[PATCH] sched/fair: Fix decay to zero period in decay_load()

From: Morten Rasmussen
Date: Mon Apr 11 2016 - 10:41:37 EST


In __compute_runnable_contrib() we are happy with returning LOAD_AVG_MAX
when the update period n >= LOAD_AVG_MAX_N (=345), so we should be happy
with returning zero for n >= LOAD_AVG_MAX_N when decaying in
decay_load() as well instead of only returning zero for n >
LOAD_AVG_PERIOD * 63 (=2016).

As both conditions are unlikely() the impact is quite likely very small,
but at least it makes the rounding errors for load accumulation and
decay symmetrical.

Signed-off-by: Morten Rasmussen <morten.rasmussen@xxxxxxx>
---
kernel/sched/fair.c | 2 +-
1 file changed, 1 insertion(+), 1 deletion(-)

diff --git a/kernel/sched/fair.c b/kernel/sched/fair.c
index 56b7d4b..42515b6 100644
--- a/kernel/sched/fair.c
+++ b/kernel/sched/fair.c
@@ -2527,7 +2527,7 @@ static __always_inline u64 decay_load(u64 val, u64 n)

if (!n)
return val;
- else if (unlikely(n > LOAD_AVG_PERIOD * 63))
+ else if (unlikely(n > LOAD_AVG_MAX_N))
return 0;

/* after bounds checking we can collapse to 32-bit */
--
1.9.1


> the task's sched avgs MAY NOT be decayed to 0, depending on how
> big its sums are, and the chance to 0 is still good as load_sum
> is way less than ~0ULL and util_sum way less than ~0U.
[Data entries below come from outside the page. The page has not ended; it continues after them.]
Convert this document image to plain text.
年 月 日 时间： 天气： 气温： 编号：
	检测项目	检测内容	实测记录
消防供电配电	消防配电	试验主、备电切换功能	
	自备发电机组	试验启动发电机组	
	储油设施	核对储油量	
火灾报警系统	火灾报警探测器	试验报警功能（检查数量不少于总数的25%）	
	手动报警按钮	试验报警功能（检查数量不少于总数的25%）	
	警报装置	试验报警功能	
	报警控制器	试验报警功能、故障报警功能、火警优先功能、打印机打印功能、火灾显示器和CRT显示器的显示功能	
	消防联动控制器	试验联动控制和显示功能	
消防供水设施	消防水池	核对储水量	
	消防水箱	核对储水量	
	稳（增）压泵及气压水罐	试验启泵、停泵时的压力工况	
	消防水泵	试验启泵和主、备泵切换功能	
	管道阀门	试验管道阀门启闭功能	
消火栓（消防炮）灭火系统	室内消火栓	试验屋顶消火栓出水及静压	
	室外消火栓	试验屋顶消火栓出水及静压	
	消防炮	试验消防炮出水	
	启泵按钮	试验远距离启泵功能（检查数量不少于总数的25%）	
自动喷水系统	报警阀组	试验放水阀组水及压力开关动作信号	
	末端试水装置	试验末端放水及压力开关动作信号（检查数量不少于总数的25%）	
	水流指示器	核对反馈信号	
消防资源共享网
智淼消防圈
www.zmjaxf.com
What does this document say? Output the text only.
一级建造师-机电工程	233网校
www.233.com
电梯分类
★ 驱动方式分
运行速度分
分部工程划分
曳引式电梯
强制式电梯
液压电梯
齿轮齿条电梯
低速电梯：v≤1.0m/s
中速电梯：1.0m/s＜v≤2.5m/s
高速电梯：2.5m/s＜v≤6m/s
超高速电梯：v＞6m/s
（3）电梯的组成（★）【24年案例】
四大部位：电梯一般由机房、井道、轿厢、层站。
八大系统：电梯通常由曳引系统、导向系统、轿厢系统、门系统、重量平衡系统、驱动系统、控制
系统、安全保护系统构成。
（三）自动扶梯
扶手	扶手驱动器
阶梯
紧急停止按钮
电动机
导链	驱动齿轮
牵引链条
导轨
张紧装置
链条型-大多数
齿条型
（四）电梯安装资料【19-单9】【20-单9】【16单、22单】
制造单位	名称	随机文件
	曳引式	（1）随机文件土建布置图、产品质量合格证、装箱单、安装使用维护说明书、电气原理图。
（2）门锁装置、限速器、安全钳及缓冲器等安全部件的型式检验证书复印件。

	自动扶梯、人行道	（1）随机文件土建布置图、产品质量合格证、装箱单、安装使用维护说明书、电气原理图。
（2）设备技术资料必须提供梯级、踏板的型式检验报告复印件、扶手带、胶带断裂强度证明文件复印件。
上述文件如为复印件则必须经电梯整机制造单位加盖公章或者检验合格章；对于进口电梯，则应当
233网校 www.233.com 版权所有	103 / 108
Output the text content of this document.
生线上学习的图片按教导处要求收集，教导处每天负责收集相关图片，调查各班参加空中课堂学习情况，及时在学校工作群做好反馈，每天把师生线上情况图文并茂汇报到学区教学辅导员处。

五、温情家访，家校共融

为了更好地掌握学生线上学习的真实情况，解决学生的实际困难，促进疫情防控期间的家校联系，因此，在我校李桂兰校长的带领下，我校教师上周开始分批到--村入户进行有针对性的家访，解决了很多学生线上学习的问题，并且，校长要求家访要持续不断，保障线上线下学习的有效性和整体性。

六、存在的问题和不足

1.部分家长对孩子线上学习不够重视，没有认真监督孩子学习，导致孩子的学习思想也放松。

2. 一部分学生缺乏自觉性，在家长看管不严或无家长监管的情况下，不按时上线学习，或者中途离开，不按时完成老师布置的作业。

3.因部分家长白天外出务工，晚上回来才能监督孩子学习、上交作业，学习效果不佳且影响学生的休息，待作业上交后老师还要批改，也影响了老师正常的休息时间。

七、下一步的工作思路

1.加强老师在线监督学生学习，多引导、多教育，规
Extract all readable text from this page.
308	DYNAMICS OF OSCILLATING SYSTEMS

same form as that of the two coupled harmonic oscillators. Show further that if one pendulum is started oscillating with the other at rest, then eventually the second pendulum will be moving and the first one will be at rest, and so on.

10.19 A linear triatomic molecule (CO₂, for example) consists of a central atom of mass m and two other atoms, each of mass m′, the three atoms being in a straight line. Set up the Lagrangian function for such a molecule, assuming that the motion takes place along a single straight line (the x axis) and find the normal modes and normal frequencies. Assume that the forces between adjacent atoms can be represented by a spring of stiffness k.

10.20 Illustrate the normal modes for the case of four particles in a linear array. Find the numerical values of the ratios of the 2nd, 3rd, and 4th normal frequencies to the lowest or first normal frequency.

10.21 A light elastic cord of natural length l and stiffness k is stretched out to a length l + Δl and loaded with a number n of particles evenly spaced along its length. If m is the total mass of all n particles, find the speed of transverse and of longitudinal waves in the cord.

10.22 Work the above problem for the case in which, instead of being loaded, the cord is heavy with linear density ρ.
I don't get the last bit about load_sum < ~0ULL and util_sum < ~0U.
Whether you get to zero depends on the sums (as you say) and the actual
value of 'n'. It is true that you might get to zero even if n <
LOAD_AVG_MAX_N if the sums are small.

> Nevertheless, what really maters is what happens in the worst-case
> scenario, which is when (u32)m = 0? So in that case, it would be like
> after so long a sleep, we treat the task as it never slept, and has the
> same sched averages as before it slept. That is actually not bad or
> nothing to worry about, and think of it as the same as how we treat
> a new born task.

There is subtle but important difference between not decaying a task
correctly and adding new task: The sleeping task is already accounted
for in the cfs_rq.avg.{load,util}_sum. The sleeping task's contribution
to cfs_rq.avg has been decayed correctly in the mean time which means
that by not guaranteeing a decay of the se.avg at wake-up you introduce
a discrepancy between the task's owen view of its contribution (se.avg)
and the cfs_rq view (cfs_rq.avg). That might lead to trouble if the task
is migrated at wake-up as we remove se.avg amount of contribution from
the previous cpu's cfs_rq.avg. In other words, you remove too much from
the cfs_rq.avg.

The discrepancy will decay and disappear after LOAD_AVG_MAX_N ms, which
might be acceptable, but it is not a totally harmless change IMHO.